Published in two volumes, the purpose of Jersey Folklore & Superstitions is three-fold: To bring all the previously published and any non-published material on Jersey folktales and superstitions together in one publication, to expand on the detail of this material and to place it in context by comparing it with similar or more complete traditions from the Gulf of St. Malo as a whole (Guernsey, Normandy and Brittany) and to consider its functions and origins. To this end they are further compared with traditions from Europe generally, with some examples from further afield and with mythologies worldwide.
For Jersey readers this work will give an overview of their oral tradition, its significance and how it relates to the body of such traditions within Europe as a whole. For general readers the use of the Island's traditions as a template for those elsewhere, the process of comparison with those from other regions and the attempt to outline the broad range of sources from which they are drawn, may give an insight into particular areas of folk tradition generally, such as fairy-lore, indigenous sorcery (witchcraft), domestic superstition and the roles and origins of spectral animals and other beings.
For this purpose, most chapters are broadly divided into four main sections.
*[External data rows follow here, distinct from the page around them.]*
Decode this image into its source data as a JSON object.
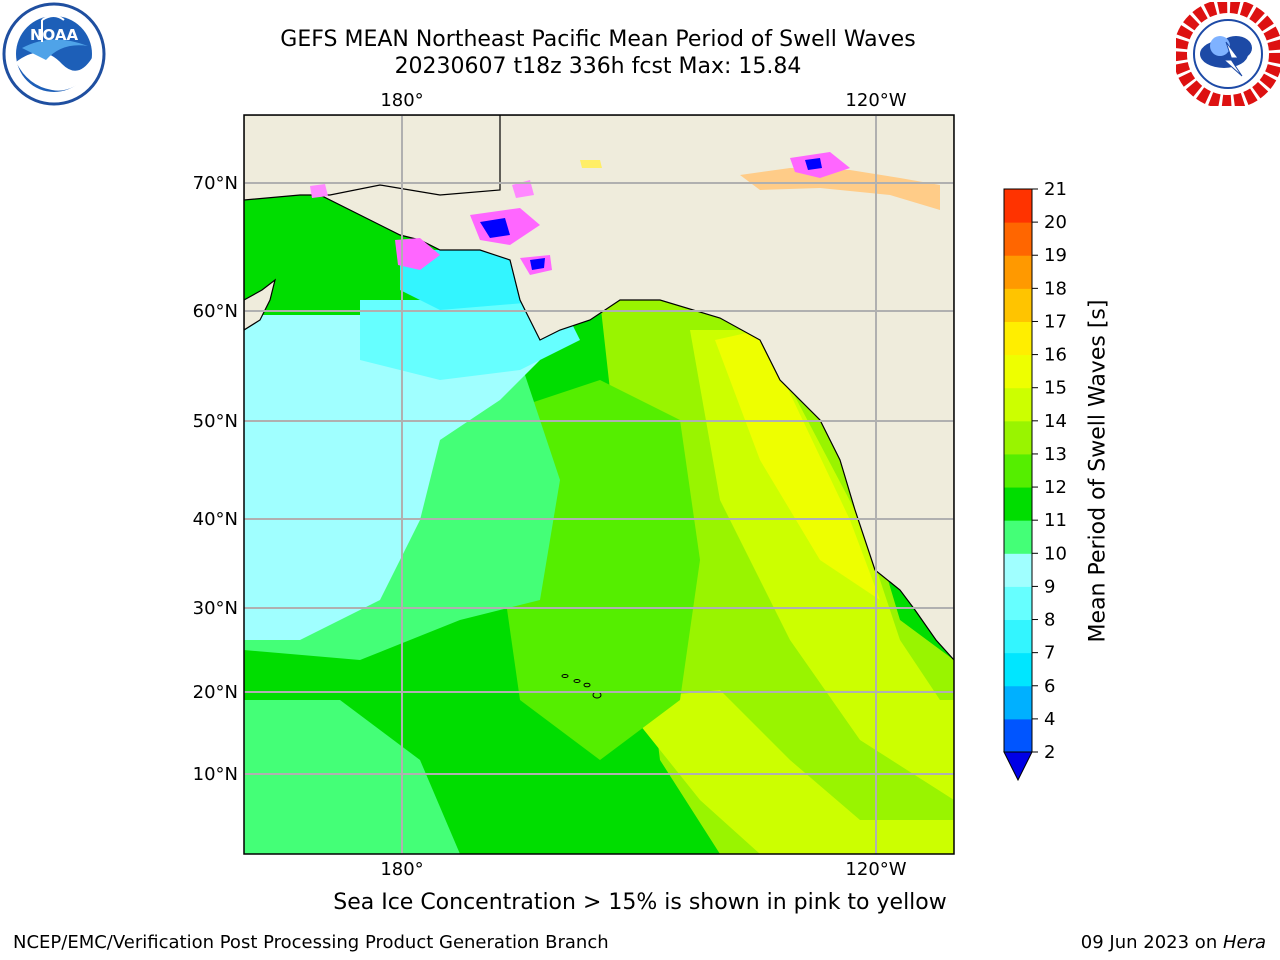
{
  "header": {
    "title_line1": "GEFS MEAN Northeast Pacific Mean Period of Swell Waves",
    "title_line2": "20230607 t18z 336h fcst   Max: 15.84"
  },
  "map": {
    "lon_labels": [
      "180°",
      "120°W"
    ],
    "lat_labels": [
      "70°N",
      "60°N",
      "50°N",
      "40°N",
      "30°N",
      "20°N",
      "10°N"
    ],
    "colors": {
      "land": "#efecdc",
      "coast": "#000000",
      "grid": "#b0b0b0",
      "ice_pink": "#ff66ff",
      "ice_yellow": "#ffee66"
    }
  },
  "colorbar": {
    "title": "Mean Period of Swell Waves [s]",
    "tick_labels": [
      "2",
      "4",
      "6",
      "7",
      "8",
      "9",
      "10",
      "11",
      "12",
      "13",
      "14",
      "15",
      "16",
      "17",
      "18",
      "19",
      "20",
      "21"
    ],
    "colors": [
      "#0055ff",
      "#00b0ff",
      "#00e6ff",
      "#33f5ff",
      "#66ffff",
      "#a0ffff",
      "#44ff77",
      "#00dd00",
      "#55ee00",
      "#99f400",
      "#ccff00",
      "#eeff00",
      "#ffee00",
      "#ffc400",
      "#ff9900",
      "#ff6600",
      "#ff3300",
      "#ff0000"
    ],
    "under_color": "#0000e6"
  },
  "footer": {
    "note": "Sea Ice Concentration > 15% is shown in pink to yellow",
    "left": "NCEP/EMC/Verification Post Processing Product Generation Branch",
    "right_date": "09 Jun 2023 on ",
    "right_host": "Hera"
  }
}
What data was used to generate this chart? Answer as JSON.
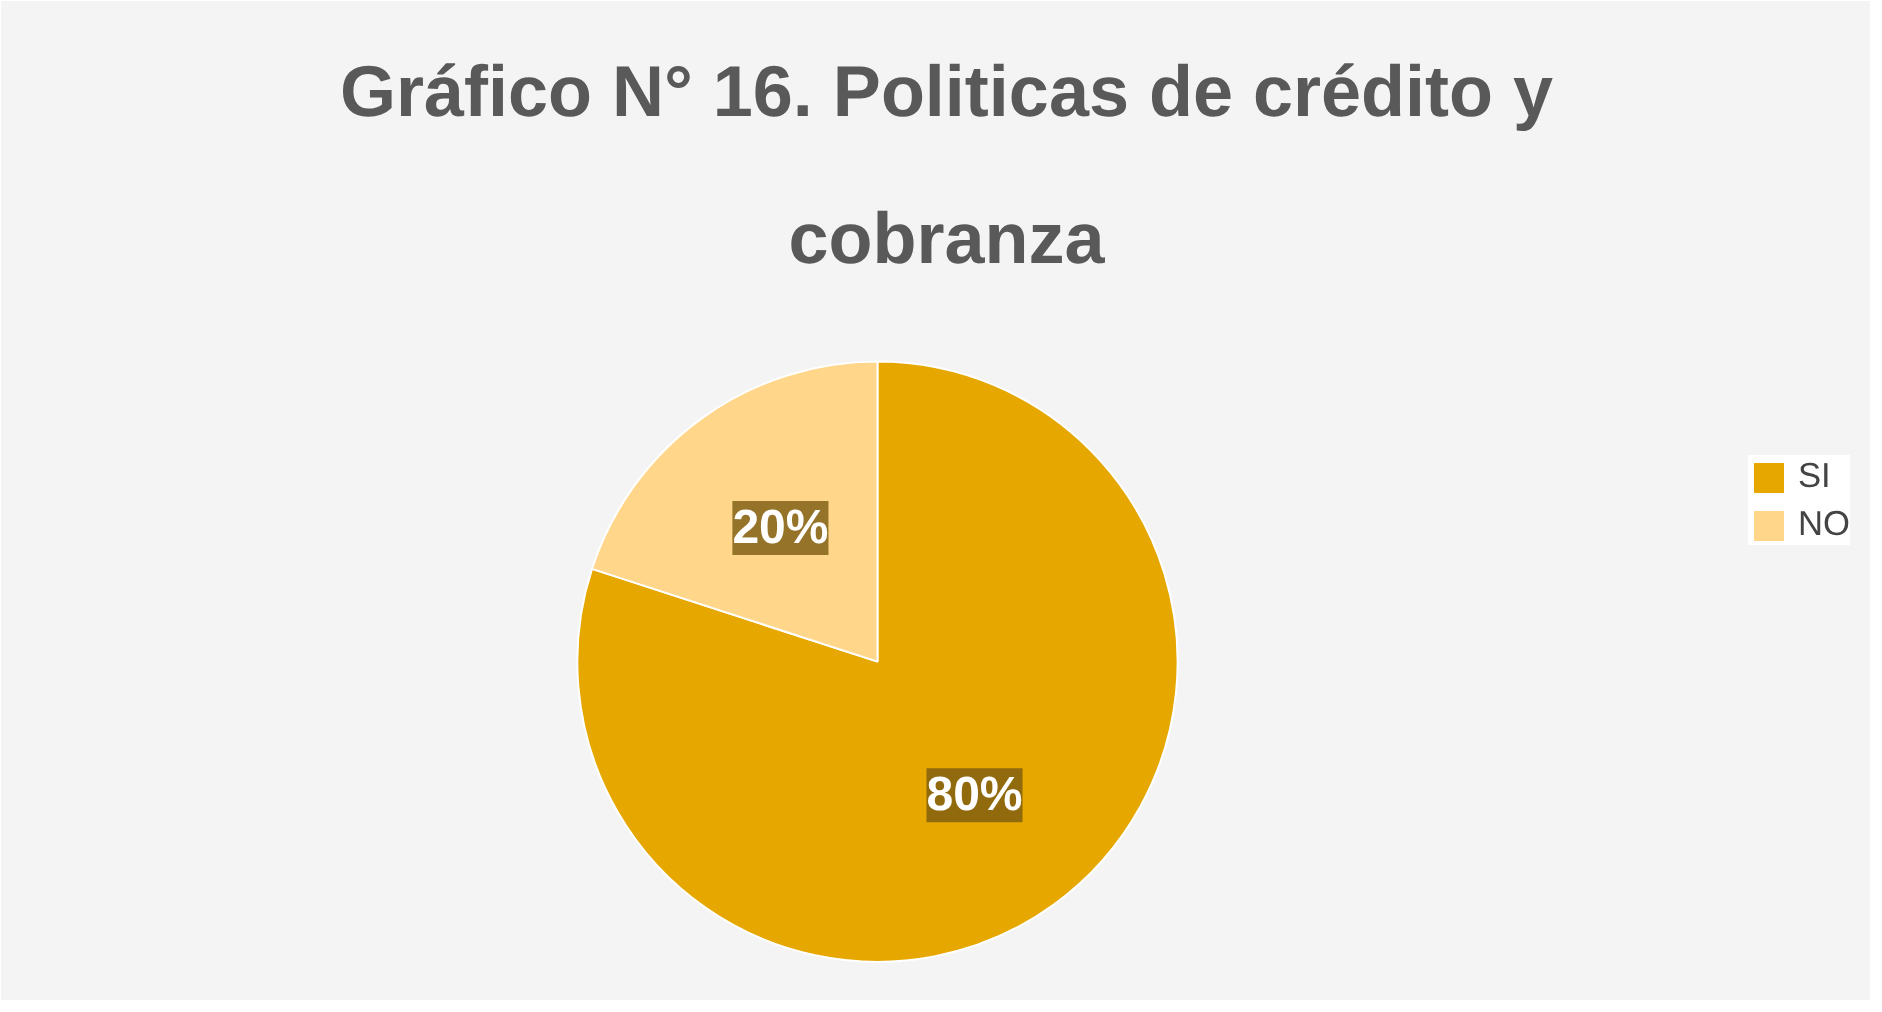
{
  "chart_data": {
    "type": "pie",
    "title": "Gráfico N° 16. Politicas de crédito y cobranza",
    "categories": [
      "SI",
      "NO"
    ],
    "values": [
      80,
      20
    ],
    "colors": [
      "#e6a800",
      "#ffd68a"
    ],
    "value_labels": [
      "80%",
      "20%"
    ],
    "legend": "right"
  }
}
The Jersey material is presented first, followed by that from Guernsey, Normandy and Brittany, followed by an analysis using examples from further afield and from mythology. Each chapter concludes with a review and summary of this material. Liberal quotations of related 'ditons' or sayings in Jèrriais (the Jersey Language) are included with each chapter.
The author has four previous publications; Jersey Superstitions in Etching & Poetry (hardcover 1981), An Introduction to Channel Islands' Pewter (softcover 1993), Jersey Maritime Folklore (M/S format, 1996) and Sunbonnets in the Channel Islands & worldwide (CD-R 2005).